Revenue swing takes Husky for $304 million loss in Q2
Despite quick action to respond to global oil and gas downturns in the second quarter of 2020, Husky Energy has registered a $304 million loss for the three-month period.
Revenue for the Calgary-based producer plunged compared to 2019; the company took in $2.38 billion over the quarter, compared to $5.24 billion the year previously.
"Husky quickly adapted to the global market downturn by immediately reducing capital spending, implementing sustainable cost savings measures and reinforcing our liquidity position," said CEO Rob Peabody. "The early actions we took in the first half of 2020 to dial back production in response to the severe reduction in product demand has effectively stabilized our business, and in May and June, our net debt position."
In the second quarter, capital expenditures were $310 million, including $63 million in Superior Refinery rebuild capital.
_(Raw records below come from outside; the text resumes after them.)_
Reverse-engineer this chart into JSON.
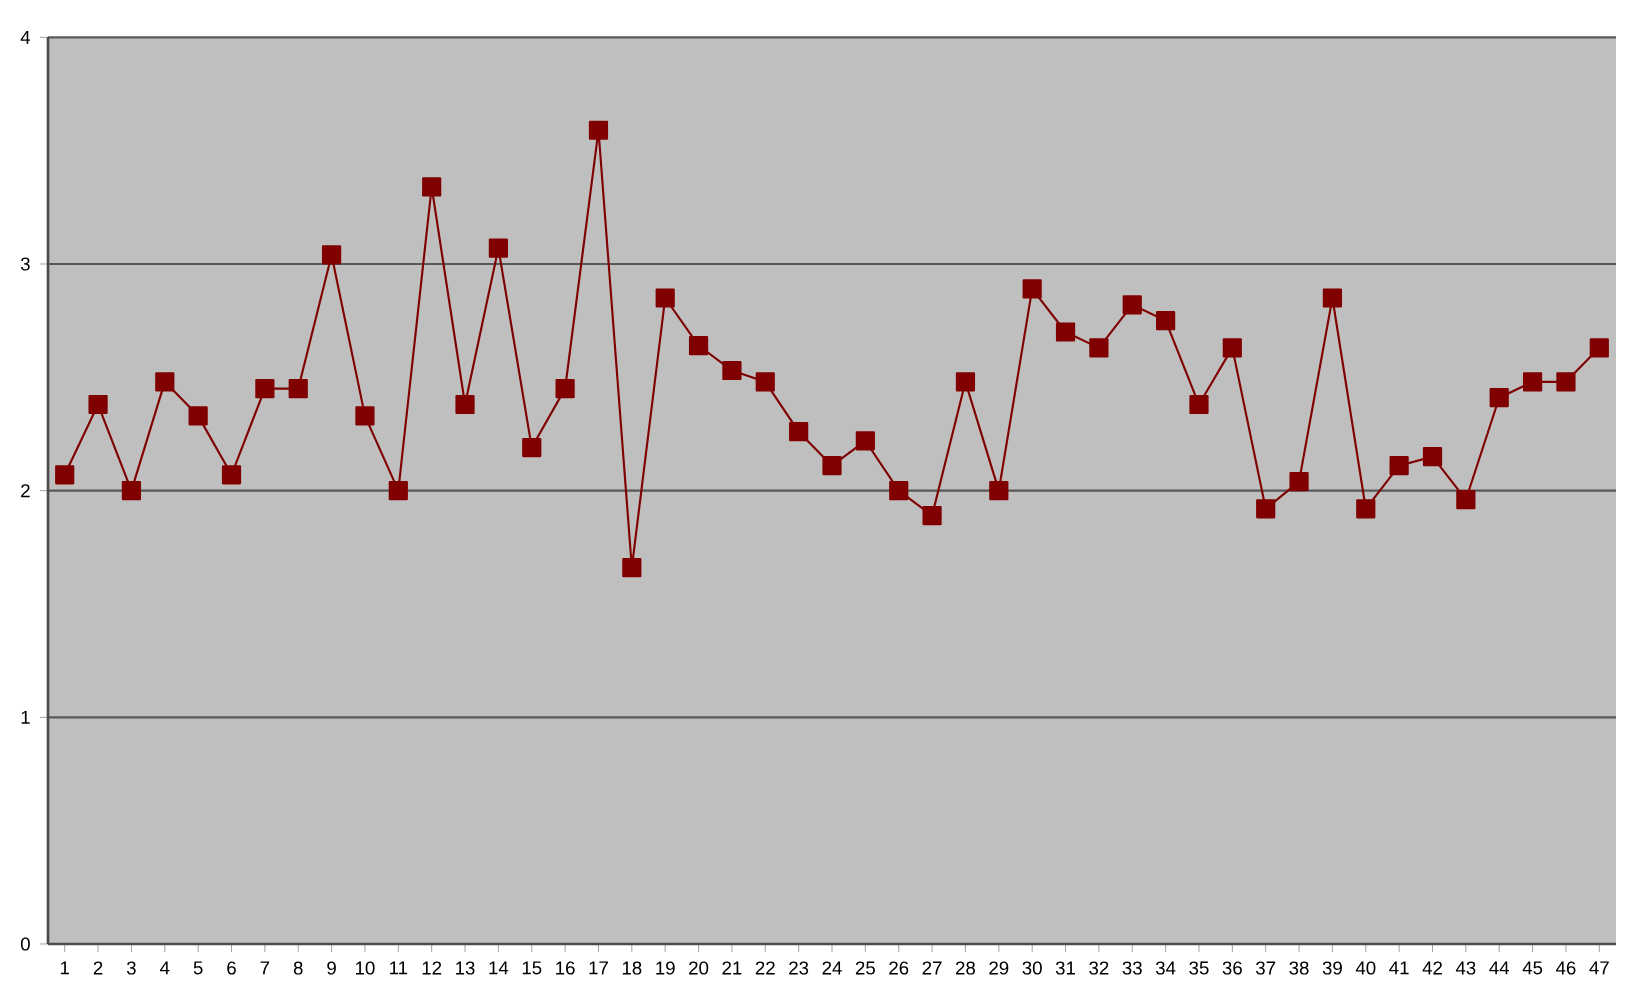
{
  "chart_data": {
    "type": "line",
    "categories": [
      "1",
      "2",
      "3",
      "4",
      "5",
      "6",
      "7",
      "8",
      "9",
      "10",
      "11",
      "12",
      "13",
      "14",
      "15",
      "16",
      "17",
      "18",
      "19",
      "20",
      "21",
      "22",
      "23",
      "24",
      "25",
      "26",
      "27",
      "28",
      "29",
      "30",
      "31",
      "32",
      "33",
      "34",
      "35",
      "36",
      "37",
      "38",
      "39",
      "40",
      "41",
      "42",
      "43",
      "44",
      "45",
      "46",
      "47"
    ],
    "series": [
      {
        "color": "#800000",
        "values": [
          2.07,
          2.38,
          2.0,
          2.48,
          2.33,
          2.07,
          2.45,
          2.45,
          3.04,
          2.33,
          2.0,
          3.34,
          2.38,
          3.07,
          2.19,
          2.45,
          3.59,
          1.66,
          2.85,
          2.64,
          2.53,
          2.48,
          2.26,
          2.11,
          2.22,
          2.0,
          1.89,
          2.48,
          2.0,
          2.89,
          2.7,
          2.63,
          2.82,
          2.75,
          2.38,
          2.63,
          1.92,
          2.04,
          2.85,
          1.92,
          2.11,
          2.15,
          1.96,
          2.41,
          2.48,
          2.48,
          2.63
        ]
      }
    ],
    "ylim": [
      0,
      4
    ],
    "yticks": [
      0,
      1,
      2,
      3,
      4
    ],
    "grid": "y",
    "marker": "square",
    "line_style": "solid"
  }
}
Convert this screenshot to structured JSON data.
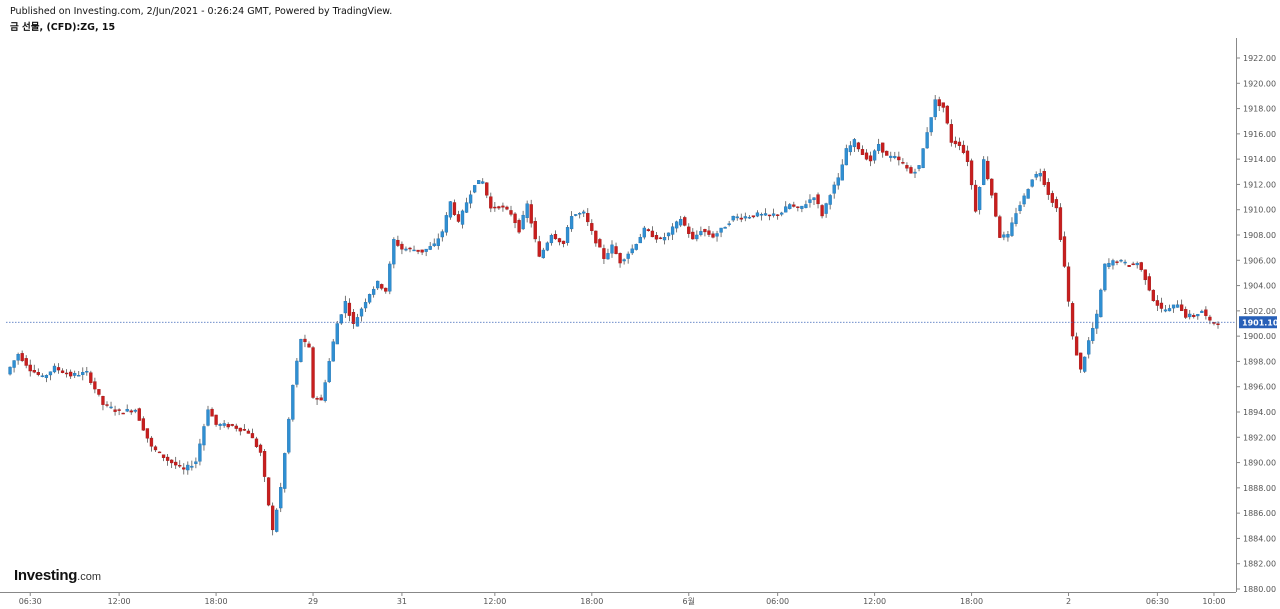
{
  "header": {
    "published": "Published on Investing.com, 2/Jun/2021 - 0:26:24 GMT, Powered by TradingView.",
    "symbol": "금 선물, (CFD):ZG, 15"
  },
  "logo": {
    "main": "Investing",
    "suffix": ".com"
  },
  "colors": {
    "up": "#2f8fd2",
    "down": "#c81e1e",
    "wick": "#555555",
    "axis": "#888888",
    "priceLine": "#3a64b8",
    "priceBadge": "#2860b8"
  },
  "chart_data": {
    "type": "candlestick",
    "y_axis_ticks": [
      "1880.00",
      "1882.00",
      "1884.00",
      "1886.00",
      "1888.00",
      "1890.00",
      "1892.00",
      "1894.00",
      "1896.00",
      "1898.00",
      "1900.00",
      "1902.00",
      "1904.00",
      "1906.00",
      "1908.00",
      "1910.00",
      "1912.00",
      "1914.00",
      "1916.00",
      "1918.00",
      "1920.00",
      "1922.00"
    ],
    "ylim": [
      1880,
      1923
    ],
    "x_axis_ticks": [
      {
        "label": "06:30",
        "idx": 6
      },
      {
        "label": "12:00",
        "idx": 28
      },
      {
        "label": "18:00",
        "idx": 52
      },
      {
        "label": "29",
        "idx": 76
      },
      {
        "label": "31",
        "idx": 98
      },
      {
        "label": "12:00",
        "idx": 121
      },
      {
        "label": "18:00",
        "idx": 145
      },
      {
        "label": "6월",
        "idx": 169
      },
      {
        "label": "06:00",
        "idx": 191
      },
      {
        "label": "12:00",
        "idx": 215
      },
      {
        "label": "18:00",
        "idx": 239
      },
      {
        "label": "2",
        "idx": 263
      },
      {
        "label": "06:30",
        "idx": 285
      },
      {
        "label": "10:00",
        "idx": 299
      }
    ],
    "last_price": {
      "label": "1901.10",
      "value": 1901.1
    },
    "series": [
      {
        "name": "(CFD):ZG",
        "anchors": [
          [
            0,
            1897.0
          ],
          [
            3,
            1898.6
          ],
          [
            6,
            1897.4
          ],
          [
            9,
            1896.7
          ],
          [
            12,
            1897.5
          ],
          [
            16,
            1896.9
          ],
          [
            20,
            1897.1
          ],
          [
            24,
            1894.6
          ],
          [
            28,
            1894.0
          ],
          [
            32,
            1894.2
          ],
          [
            36,
            1891.2
          ],
          [
            40,
            1890.2
          ],
          [
            44,
            1889.4
          ],
          [
            47,
            1890.1
          ],
          [
            50,
            1894.3
          ],
          [
            52,
            1893.0
          ],
          [
            56,
            1892.9
          ],
          [
            60,
            1892.4
          ],
          [
            63,
            1890.8
          ],
          [
            66,
            1884.6
          ],
          [
            68,
            1888.0
          ],
          [
            71,
            1896.1
          ],
          [
            73,
            1899.8
          ],
          [
            75,
            1899.0
          ],
          [
            76,
            1895.2
          ],
          [
            78,
            1894.9
          ],
          [
            80,
            1898.0
          ],
          [
            82,
            1901.0
          ],
          [
            84,
            1902.7
          ],
          [
            86,
            1900.9
          ],
          [
            88,
            1902.2
          ],
          [
            90,
            1903.4
          ],
          [
            92,
            1904.2
          ],
          [
            94,
            1903.6
          ],
          [
            96,
            1907.6
          ],
          [
            98,
            1906.9
          ],
          [
            100,
            1906.9
          ],
          [
            103,
            1906.7
          ],
          [
            106,
            1907.2
          ],
          [
            108,
            1908.3
          ],
          [
            110,
            1910.6
          ],
          [
            112,
            1908.9
          ],
          [
            114,
            1910.6
          ],
          [
            116,
            1912.1
          ],
          [
            118,
            1912.2
          ],
          [
            120,
            1910.1
          ],
          [
            122,
            1910.3
          ],
          [
            125,
            1909.7
          ],
          [
            127,
            1908.4
          ],
          [
            129,
            1910.4
          ],
          [
            132,
            1906.2
          ],
          [
            135,
            1908.1
          ],
          [
            138,
            1907.3
          ],
          [
            140,
            1909.6
          ],
          [
            143,
            1909.7
          ],
          [
            145,
            1908.2
          ],
          [
            148,
            1906.2
          ],
          [
            150,
            1907.1
          ],
          [
            152,
            1905.9
          ],
          [
            155,
            1906.9
          ],
          [
            158,
            1908.4
          ],
          [
            160,
            1908.0
          ],
          [
            162,
            1907.6
          ],
          [
            164,
            1908.1
          ],
          [
            167,
            1909.3
          ],
          [
            170,
            1907.6
          ],
          [
            172,
            1908.4
          ],
          [
            175,
            1907.9
          ],
          [
            177,
            1908.4
          ],
          [
            180,
            1909.4
          ],
          [
            182,
            1909.4
          ],
          [
            186,
            1909.6
          ],
          [
            189,
            1909.5
          ],
          [
            192,
            1909.8
          ],
          [
            194,
            1910.4
          ],
          [
            196,
            1910.0
          ],
          [
            198,
            1910.5
          ],
          [
            200,
            1911.1
          ],
          [
            202,
            1909.6
          ],
          [
            204,
            1911.3
          ],
          [
            206,
            1912.4
          ],
          [
            208,
            1914.7
          ],
          [
            210,
            1915.4
          ],
          [
            212,
            1914.4
          ],
          [
            214,
            1913.9
          ],
          [
            216,
            1915.2
          ],
          [
            218,
            1914.2
          ],
          [
            220,
            1914.1
          ],
          [
            222,
            1913.6
          ],
          [
            224,
            1912.9
          ],
          [
            226,
            1913.4
          ],
          [
            228,
            1916.2
          ],
          [
            230,
            1918.6
          ],
          [
            232,
            1918.1
          ],
          [
            234,
            1915.4
          ],
          [
            236,
            1915.2
          ],
          [
            238,
            1913.9
          ],
          [
            240,
            1910.0
          ],
          [
            242,
            1913.9
          ],
          [
            244,
            1911.2
          ],
          [
            246,
            1907.9
          ],
          [
            248,
            1907.9
          ],
          [
            250,
            1909.8
          ],
          [
            252,
            1911.0
          ],
          [
            254,
            1912.5
          ],
          [
            256,
            1913.0
          ],
          [
            258,
            1911.3
          ],
          [
            260,
            1910.1
          ],
          [
            262,
            1905.5
          ],
          [
            264,
            1899.9
          ],
          [
            266,
            1897.3
          ],
          [
            268,
            1899.6
          ],
          [
            270,
            1901.6
          ],
          [
            272,
            1905.6
          ],
          [
            275,
            1906.0
          ],
          [
            278,
            1905.6
          ],
          [
            280,
            1905.8
          ],
          [
            282,
            1904.6
          ],
          [
            284,
            1902.9
          ],
          [
            286,
            1902.1
          ],
          [
            288,
            1902.1
          ],
          [
            290,
            1902.6
          ],
          [
            292,
            1901.6
          ],
          [
            294,
            1901.6
          ],
          [
            296,
            1902.0
          ],
          [
            298,
            1901.1
          ],
          [
            300,
            1901.1
          ]
        ]
      }
    ]
  }
}
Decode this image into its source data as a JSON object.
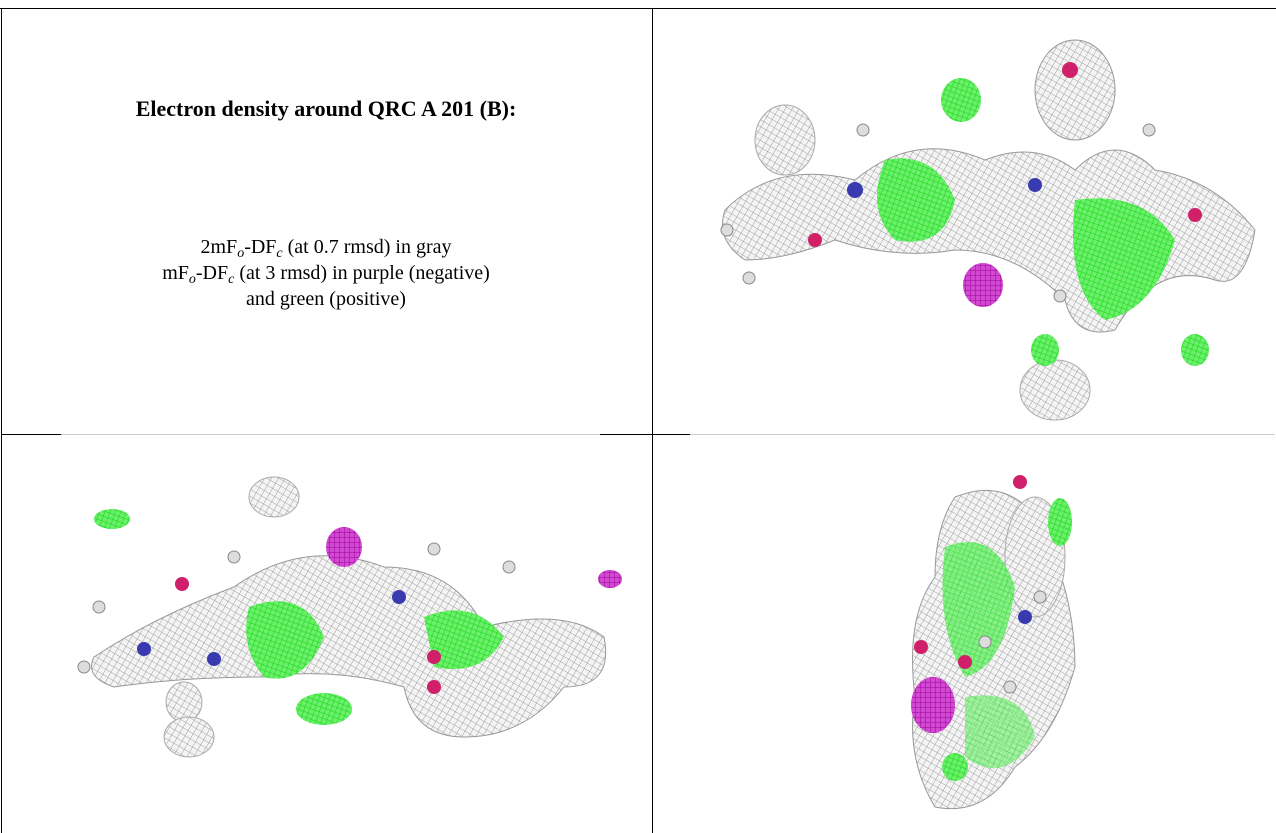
{
  "caption": {
    "title": "Electron density around QRC A 201 (B):",
    "lines": [
      [
        "2mF",
        "o",
        "-DF",
        "c",
        "(at 0.7 rmsd) in gray"
      ],
      [
        "mF",
        "o",
        "-DF",
        "c",
        "(at 3 rmsd) in purple (negative)"
      ],
      [
        "and green (positive)"
      ]
    ]
  }
}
Spending was primarily directed towards the safe ramp-down of activities at the West White Rose Project and the Superior Refinery, as well as completion of the Liuhua 29-1 field offshore China and the 10,000 barrel-per-day Spruce Lake Central thermal bitumen project in Saskatchewan, which has commenced steaming operations as a result of improving market conditions.
The company expects to maintain its 2020 capital expenditure range of $1.6 to $1.8 billion, but notes that it can adjust its 2021 capital plans downward if needed while maintaining its strong production base and downstream throughput capacity.